Shown in the above animation (click the run button to run it), is a visualization showing the strategy I employ in identifying the distance for a given stop. In the full implementation, I loop through an entire array of stops that are paired with a given shape but, in this situation, I focus on just two markers, which are the stops, and a small segment of the larger route. The purpose for this, of course, is just demonstration so, if you look at the code for the animated components in the iframe
, you’ll see a lot of potential for edge cases that are not controlled against. Thus, please ignore the code used in the iframe as its intent was purely as demonstration and to get an animation up and running quickly.
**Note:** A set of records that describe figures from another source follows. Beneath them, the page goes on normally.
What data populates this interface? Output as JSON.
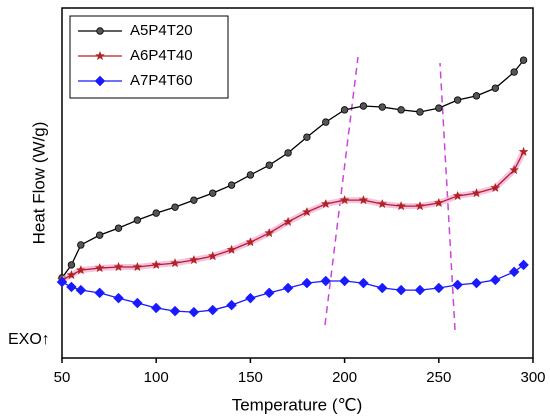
{
  "chart_data": {
    "type": "line",
    "xlabel": "Temperature (℃)",
    "ylabel": "Heat Flow (W/g)",
    "annotation": "EXO↑",
    "x": [
      50,
      55,
      60,
      70,
      80,
      90,
      100,
      110,
      120,
      130,
      140,
      150,
      160,
      170,
      180,
      190,
      200,
      210,
      220,
      230,
      240,
      250,
      260,
      270,
      280,
      290,
      295
    ],
    "series": [
      {
        "name": "A5P4T20",
        "color": "#000000",
        "marker": "circle",
        "values": [
          22.9,
          26.6,
          32.3,
          35.1,
          37.1,
          39.4,
          41.4,
          43.1,
          45.1,
          47.1,
          49.4,
          52.3,
          55.1,
          58.6,
          63.1,
          67.4,
          70.9,
          72,
          71.7,
          70.9,
          70.3,
          71.4,
          73.7,
          74.9,
          77.1,
          81.7,
          85.1
        ]
      },
      {
        "name": "A6P4T40",
        "color": "#b22222",
        "marker": "star",
        "values": [
          22.3,
          23.7,
          25.1,
          25.7,
          26,
          26,
          26.6,
          27.1,
          28,
          29.1,
          30.9,
          33.1,
          35.7,
          38.9,
          41.7,
          44,
          45.1,
          45.1,
          44,
          43.4,
          43.4,
          44.3,
          46.3,
          47.1,
          48.6,
          53.7,
          58.9
        ]
      },
      {
        "name": "A7P4T60",
        "color": "#1a1aff",
        "marker": "diamond",
        "values": [
          21.7,
          20.3,
          19.4,
          18.6,
          17.1,
          15.7,
          14.3,
          13.4,
          13.1,
          13.7,
          15.1,
          17.1,
          18.6,
          20,
          21.4,
          22,
          22,
          21.4,
          20,
          19.4,
          19.4,
          20,
          20.9,
          21.4,
          22.3,
          24.6,
          26.6
        ]
      }
    ],
    "xlim": [
      50,
      300
    ],
    "xticks": [
      50,
      100,
      150,
      200,
      250,
      300
    ],
    "ylim": [
      0,
      100
    ],
    "legend": "upper left"
  }
}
The pull code for the actual tool is held in this Github repository.
If you hit the “(re)RUN OPS” button in the iframe, you will see that it targets first one stop (blue marker), then the next. Clicking on a marker will bring up a pop up with some key metadata that is included with each stop object, in addition to its geospatial location. These are its sequence (integer) and its distance along the route as calculated in using the tool I was building. As you can see stop #10 is set at 1,930 meters while stop #11 is set at 1836 meters. This is incorrect. Since stop #11 comes after stop #10, it should be greater than stop #10. Furthermore, if you click on a red circle (which represents point locations included in the shapefile), a pop up will tell you the index of that point within the shapefile as well as the cumulative distance of the shapefile from the start up to that point. The way this is calculated is using the haversine formula on each segment, summing each segment up so that a point represents the distance from itself to the prior point in the shapefile, plus that prior points distance to the point that preceeds it, and so on. Again, if you look at the stops near and just before where stop #11 is, you will see the cumulative distance at that point is 2,085 meters. Yet, if you click on stop #11, you will see that, again, the distance to that stop is 1,836 meters. Clearly, something is broken.
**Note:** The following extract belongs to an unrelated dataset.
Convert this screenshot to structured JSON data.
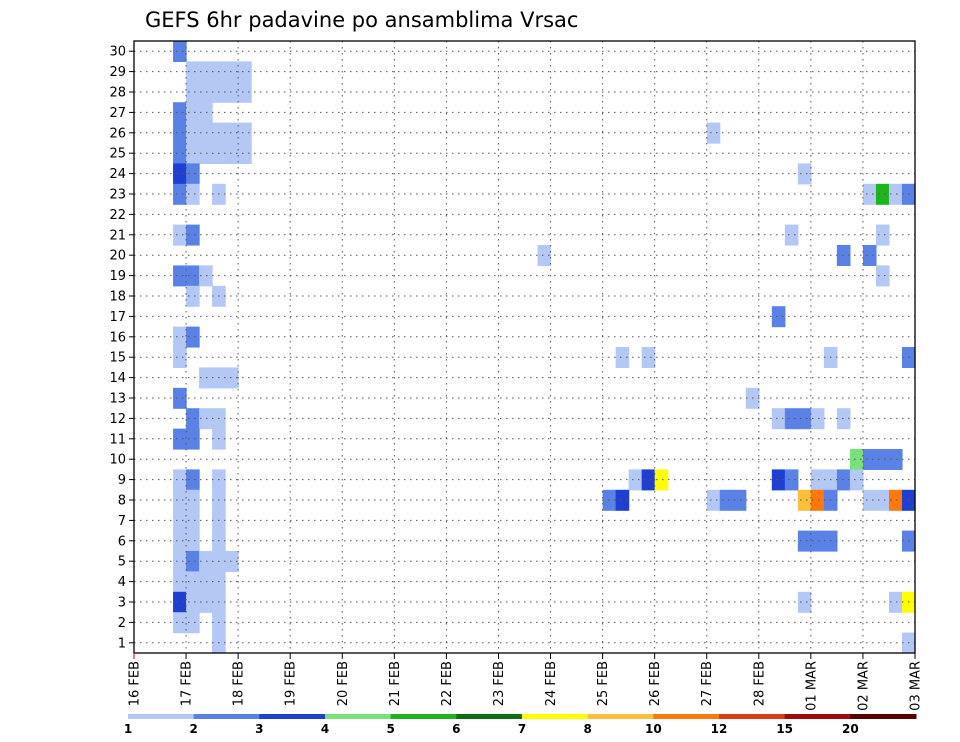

Shown above is my implementation of the haversine formula in JS for the embedded iframe. Note: The radius of the Earth at 40.7 degrees latitude is 6369087 meters. Depending on the form you’re using, you might instead need the length of one degree of latitude at 40.7 degrees, which is 111048 meters.
Again, the haversine formula, this time from my implementation in Python.
In the iframe example visualization, the animation should loop through the segment of the route we are lookint at and, for every point, draw a “triangle” from that first shapefile point to the stop to the next shapefile point. Thus two lines will be drawn. If the sum of those 2 lines is the current shortest distance for the route, it is green, if it is not, it is red. If a shorter 2 line combination is found, that one becomes highlighted in green and the prior shortest is removed.
When the segment is completed, the shortest distance is then evaluated to find the distance from the first point (the point prior to the stop) to the stop itself. This is then added togetehr with that shapefile points cumulative distance value. The result is the “dumb distance measure” that is shown in the upper right modal. This process is repeated for both stop markers, #10 and #11. The “smart distance measure” is calculated with a second method. Instead of finding the distance from the stop to the last point, we try to instead find the point along the shapefile that is perpendicular to the location of the stop. Then, from this new point, we use the haversine formula to determine the distance from that point to the last shapefile point. This new distance is then added to the cumulative distance at that last shapefile point. That new distance is the more accurate distance along the route. I call this new distance calculated bestDistance_smart
in the embedded iframe’s code. The function that calculates it is called like so: hvrsn(getAllignedStop(ptB, st, ptA), st) + Number(chosen[mrkr].pt.from.properties.d)
.
getAllignedStop()
returns a [latitude, longitude]
list that can then be submitted to the haversine formula as the new point to calculate distance to the last identified shapefile point. The corresponding code is included, below. The function essentially uses the SSS formula to calculate the internal angles of the triangle created between the points of the stop and the two shapefile points. It then creates a right triangle based off of those points, allowing for a line to be drawn from the stop perpendicular to the line connecting the first and second shapefile points. From this, a ratio can be acquired from the length from that intersection point and the first shapefile point compared against the total distance between the two shapefile points. This ratio can then be used on the latitude and longitude to determine the point that is proportionally between those two latitude and longitude points from the shapefile. This ignores the curve of the earth for the difference between the two points, which I have deemed acceptable given the distance between the two shapefile points is at most every a few dozen meters and usually far less.